Request for classic confinement: skuld



I created a snap called skuld that allows users of the AWS CLI/SDK to generate temporary credentials with an MFA device and store them in their .aws/credentials under a an AWS profile to use when calling the AWS API (via the cli or SDK). skuld itself is a terminal program.

Together with a correct policy in AWS, skuld can be used to force the usage of an MFA device with the AccessKey/SecretKey credentials.

skuld manipulates the ~/.aws/credentials and ~/.aws/config files and therefore requires classic confinement. An alternative would be to have an interface to allow access the ~/.aws directory (the ~/.aws interface would useful for all kinds of cli tools and apps that needs AWS credentials).



Any progress on this issue? Is something incorrect the snap registration?

cheers, stan.


@niemeyer - thoughts? We recently added a juju-client-observe interface. I suspect this would be aws-control?

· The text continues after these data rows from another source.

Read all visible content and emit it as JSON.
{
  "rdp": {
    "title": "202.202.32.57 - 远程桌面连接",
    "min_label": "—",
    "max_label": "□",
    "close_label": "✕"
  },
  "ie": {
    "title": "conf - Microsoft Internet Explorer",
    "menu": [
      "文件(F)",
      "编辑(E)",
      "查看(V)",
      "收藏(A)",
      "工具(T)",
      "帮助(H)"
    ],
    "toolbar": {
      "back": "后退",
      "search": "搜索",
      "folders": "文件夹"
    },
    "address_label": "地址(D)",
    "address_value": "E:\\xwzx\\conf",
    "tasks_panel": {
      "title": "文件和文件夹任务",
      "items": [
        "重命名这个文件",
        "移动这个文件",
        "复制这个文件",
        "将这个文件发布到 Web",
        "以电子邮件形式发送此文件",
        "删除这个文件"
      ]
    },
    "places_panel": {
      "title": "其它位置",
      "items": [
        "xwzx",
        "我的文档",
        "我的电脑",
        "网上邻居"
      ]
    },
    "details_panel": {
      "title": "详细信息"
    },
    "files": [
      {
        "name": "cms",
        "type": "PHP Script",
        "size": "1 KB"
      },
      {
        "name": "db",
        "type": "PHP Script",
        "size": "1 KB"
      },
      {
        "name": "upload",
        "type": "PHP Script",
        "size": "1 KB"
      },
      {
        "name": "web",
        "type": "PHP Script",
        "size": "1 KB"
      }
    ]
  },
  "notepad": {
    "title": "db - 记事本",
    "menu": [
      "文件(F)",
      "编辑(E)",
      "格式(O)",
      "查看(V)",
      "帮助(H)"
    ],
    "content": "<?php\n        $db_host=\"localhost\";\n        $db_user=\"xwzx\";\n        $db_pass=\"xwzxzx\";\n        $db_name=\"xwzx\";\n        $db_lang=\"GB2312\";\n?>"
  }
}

@niemeyer - can you comment?


@jdstrand This sounds like a good fit for that new interface we discussed in the sprint last week, that would allow access to specific directories, but only after review.

@stanhbb Do you have a link for the project and source code?


Ok. This is captured in trello and assigned to me after a few other things. It should make the next snapd release.


@niemeyer: you can see the code here:

the new interface sounds great; i would prefer something like that classic confinement.


Did this make the next snapd release? Which one?


@popey - it is not implemented yet. Sorry. @niemeyer - since this isn’t implemented yet, should we consider this snap for classic?